Möglicherwiese als Retourkutsche, übernahmen Facebook den Markenschutzantrag auf den Begriff „face“ von einer kleinen Firma, welche die Seite Faceparty.com betrieb. Greenspan fand verständlicherweise wenig Gefallen an der Aktion. Er hält zwar das Markenrecht an dem Begriff „FaceCash“, so wie Apple auch das Markenrecht an dem Begriff „Facetime“ hat, welches als Videotelefonie mit dem neuen iPhone 4 eingeführt wurde. Allerdings würde ihn dieser Markenschutzantrag seitens Facebook davon abhalten, das Wort „face“ für weitere Applikationen aus seiner Softwareschmiede zu nutzen. Außerdem will er verständlicherweise verhindern, dass Facebook eine Möglichkeit bekommt, ihn juristisch zu verfolgen.

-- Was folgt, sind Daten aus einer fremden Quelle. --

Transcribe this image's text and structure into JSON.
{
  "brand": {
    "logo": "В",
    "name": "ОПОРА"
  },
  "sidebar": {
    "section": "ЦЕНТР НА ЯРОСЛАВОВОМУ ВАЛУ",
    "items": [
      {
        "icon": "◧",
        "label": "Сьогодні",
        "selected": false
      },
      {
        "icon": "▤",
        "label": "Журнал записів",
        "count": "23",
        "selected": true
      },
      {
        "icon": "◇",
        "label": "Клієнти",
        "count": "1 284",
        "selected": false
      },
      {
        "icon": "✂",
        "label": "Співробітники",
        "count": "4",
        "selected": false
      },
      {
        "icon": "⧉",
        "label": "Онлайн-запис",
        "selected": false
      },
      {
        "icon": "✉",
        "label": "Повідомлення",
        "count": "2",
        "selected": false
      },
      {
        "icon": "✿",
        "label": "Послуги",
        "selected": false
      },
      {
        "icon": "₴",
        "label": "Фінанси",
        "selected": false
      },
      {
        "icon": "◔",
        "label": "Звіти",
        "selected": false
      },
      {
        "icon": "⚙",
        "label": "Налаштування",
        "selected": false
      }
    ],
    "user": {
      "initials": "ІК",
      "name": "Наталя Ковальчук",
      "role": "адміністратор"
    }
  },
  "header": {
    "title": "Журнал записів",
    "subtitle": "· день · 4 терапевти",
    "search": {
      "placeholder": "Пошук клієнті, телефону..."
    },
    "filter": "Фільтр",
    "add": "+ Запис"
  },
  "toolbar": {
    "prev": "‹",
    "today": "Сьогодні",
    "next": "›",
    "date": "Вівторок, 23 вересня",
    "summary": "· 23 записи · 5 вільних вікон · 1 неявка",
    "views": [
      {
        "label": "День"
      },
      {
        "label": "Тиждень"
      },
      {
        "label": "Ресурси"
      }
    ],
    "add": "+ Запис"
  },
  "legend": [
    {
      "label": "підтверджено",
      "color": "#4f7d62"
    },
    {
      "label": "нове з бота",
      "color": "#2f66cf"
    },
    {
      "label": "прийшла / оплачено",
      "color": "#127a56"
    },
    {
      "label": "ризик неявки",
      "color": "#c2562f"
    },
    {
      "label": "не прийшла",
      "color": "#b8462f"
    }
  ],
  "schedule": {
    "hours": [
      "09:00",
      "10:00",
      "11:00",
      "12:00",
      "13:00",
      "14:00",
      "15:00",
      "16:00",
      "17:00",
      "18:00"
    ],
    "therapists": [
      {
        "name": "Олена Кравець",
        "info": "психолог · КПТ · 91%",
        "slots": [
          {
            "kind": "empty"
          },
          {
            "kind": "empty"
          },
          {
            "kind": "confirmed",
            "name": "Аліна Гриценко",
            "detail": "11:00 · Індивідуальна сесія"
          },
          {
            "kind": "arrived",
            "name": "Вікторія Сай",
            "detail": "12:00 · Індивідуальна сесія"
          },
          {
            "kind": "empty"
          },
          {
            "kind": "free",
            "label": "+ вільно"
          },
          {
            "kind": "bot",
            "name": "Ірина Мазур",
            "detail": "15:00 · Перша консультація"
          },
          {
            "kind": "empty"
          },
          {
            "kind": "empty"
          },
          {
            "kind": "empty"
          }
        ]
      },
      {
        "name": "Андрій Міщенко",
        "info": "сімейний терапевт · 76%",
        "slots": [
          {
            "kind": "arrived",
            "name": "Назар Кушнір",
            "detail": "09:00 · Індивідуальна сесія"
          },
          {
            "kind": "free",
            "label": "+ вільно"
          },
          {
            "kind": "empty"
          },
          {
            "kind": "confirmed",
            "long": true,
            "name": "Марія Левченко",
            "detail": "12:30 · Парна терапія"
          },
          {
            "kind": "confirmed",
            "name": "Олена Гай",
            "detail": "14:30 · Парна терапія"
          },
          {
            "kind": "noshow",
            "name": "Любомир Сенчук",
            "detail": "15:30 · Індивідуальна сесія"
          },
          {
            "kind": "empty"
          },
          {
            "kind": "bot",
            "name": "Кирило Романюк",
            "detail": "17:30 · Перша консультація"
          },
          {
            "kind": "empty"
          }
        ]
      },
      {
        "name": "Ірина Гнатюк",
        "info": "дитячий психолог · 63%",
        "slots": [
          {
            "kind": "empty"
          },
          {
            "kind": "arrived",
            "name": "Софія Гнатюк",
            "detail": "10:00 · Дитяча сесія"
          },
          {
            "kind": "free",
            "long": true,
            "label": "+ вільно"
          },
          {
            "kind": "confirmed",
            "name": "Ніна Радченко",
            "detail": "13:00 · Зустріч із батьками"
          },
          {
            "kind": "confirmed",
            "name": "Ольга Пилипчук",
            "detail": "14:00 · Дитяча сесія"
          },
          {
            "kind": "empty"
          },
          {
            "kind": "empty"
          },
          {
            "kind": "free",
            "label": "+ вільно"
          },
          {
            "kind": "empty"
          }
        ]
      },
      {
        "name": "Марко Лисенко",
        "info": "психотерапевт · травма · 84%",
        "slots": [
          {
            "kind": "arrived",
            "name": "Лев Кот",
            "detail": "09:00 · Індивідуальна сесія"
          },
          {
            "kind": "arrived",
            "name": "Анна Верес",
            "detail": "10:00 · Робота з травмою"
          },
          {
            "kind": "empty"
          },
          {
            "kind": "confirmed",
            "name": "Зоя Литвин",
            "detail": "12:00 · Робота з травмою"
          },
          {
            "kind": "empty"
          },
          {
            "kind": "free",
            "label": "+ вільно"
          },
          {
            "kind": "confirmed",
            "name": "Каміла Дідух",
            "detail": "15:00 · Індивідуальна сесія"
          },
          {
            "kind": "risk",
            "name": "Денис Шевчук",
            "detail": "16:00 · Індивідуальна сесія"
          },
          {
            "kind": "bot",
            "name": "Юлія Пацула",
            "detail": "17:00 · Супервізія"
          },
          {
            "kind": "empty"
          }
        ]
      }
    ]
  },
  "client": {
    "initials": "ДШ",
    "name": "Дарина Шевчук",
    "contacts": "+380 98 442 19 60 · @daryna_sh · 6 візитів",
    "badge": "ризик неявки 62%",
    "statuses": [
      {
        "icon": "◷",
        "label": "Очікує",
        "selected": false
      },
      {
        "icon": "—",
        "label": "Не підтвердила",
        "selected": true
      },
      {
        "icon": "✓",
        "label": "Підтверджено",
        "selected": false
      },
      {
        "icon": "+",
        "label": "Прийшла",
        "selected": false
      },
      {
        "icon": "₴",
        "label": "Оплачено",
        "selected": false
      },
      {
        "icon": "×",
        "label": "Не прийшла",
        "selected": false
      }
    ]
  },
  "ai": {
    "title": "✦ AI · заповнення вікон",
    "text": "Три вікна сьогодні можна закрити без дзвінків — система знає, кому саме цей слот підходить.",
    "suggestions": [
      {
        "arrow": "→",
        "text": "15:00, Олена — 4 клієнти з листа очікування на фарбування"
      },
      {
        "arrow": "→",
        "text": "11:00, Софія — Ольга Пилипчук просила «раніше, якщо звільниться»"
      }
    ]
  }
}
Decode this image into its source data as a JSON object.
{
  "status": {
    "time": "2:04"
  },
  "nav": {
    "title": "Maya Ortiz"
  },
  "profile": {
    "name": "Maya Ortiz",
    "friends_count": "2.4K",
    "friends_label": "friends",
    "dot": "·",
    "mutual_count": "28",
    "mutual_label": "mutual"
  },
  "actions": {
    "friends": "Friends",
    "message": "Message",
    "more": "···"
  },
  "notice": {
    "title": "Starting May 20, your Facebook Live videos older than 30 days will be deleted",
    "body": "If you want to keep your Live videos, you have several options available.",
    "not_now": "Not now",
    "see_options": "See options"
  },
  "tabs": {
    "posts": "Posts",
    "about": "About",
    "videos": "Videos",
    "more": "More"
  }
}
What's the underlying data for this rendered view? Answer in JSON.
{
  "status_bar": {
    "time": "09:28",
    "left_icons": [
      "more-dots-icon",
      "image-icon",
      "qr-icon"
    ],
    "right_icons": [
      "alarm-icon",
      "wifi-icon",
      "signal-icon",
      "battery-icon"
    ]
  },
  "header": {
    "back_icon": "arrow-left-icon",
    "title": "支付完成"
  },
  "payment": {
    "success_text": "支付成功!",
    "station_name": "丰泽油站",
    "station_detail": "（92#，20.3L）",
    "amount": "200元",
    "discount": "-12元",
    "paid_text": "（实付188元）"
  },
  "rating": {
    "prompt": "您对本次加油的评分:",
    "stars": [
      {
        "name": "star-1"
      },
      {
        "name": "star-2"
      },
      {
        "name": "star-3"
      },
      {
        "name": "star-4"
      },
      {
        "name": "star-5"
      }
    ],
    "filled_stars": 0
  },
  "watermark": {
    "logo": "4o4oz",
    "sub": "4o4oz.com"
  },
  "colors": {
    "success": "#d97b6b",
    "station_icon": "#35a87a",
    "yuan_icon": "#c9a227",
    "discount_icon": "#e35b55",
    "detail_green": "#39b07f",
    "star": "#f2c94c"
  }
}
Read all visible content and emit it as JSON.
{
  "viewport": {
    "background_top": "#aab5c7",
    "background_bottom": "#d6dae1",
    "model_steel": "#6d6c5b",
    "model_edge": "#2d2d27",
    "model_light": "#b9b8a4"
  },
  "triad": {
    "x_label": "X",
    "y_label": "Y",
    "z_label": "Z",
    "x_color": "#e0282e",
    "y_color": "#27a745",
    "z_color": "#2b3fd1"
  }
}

Nun, Greenspan und alle anderen, die im Internet mit dem Begriff „face“ umgehen wollen, werden in Zukunft vorsichtiger sein müssen. Die US-Patentbehörde hat Facebook nämlich vor Kurzem das Markenrecht an dem Begriff „face“ zugesprochen. Dies gilt allerdings nur für „Telekommunikationsdienstleistungen, namentlich das Anbieten von Online-Chaträumen, elektronischen Foren zur Übermittlung von Nachrichten zwischen Computernutzern im Rahmen des allgemeinen Interesses und betreffend Gegenstände in den Bereichen Soziales und Unterhaltung, ohne primären Bezug auf Motorisierung oder Autos.“

Es wäre damit also recht unklug, ein neues soziales Netzwerk aufzubauen und den Begriff „face“ darin zu verwenden - ganz egal, in welcher Verbindung. Bestehende soziale Netze, die diesen Begriff bereits nutzen, dürften sich nunmehr warm anziehen dürfen.

Es ist allerdings auch gar nicht so ungewöhnlich, dass sich Firmen allgemeine Begriffe als Markenzeichen für einen bestimmten Bereich sichern. Apple hat z. B. das Markenrecht an dem Begriff „Chicago“ - bezogen auf Schriftarten für Computer.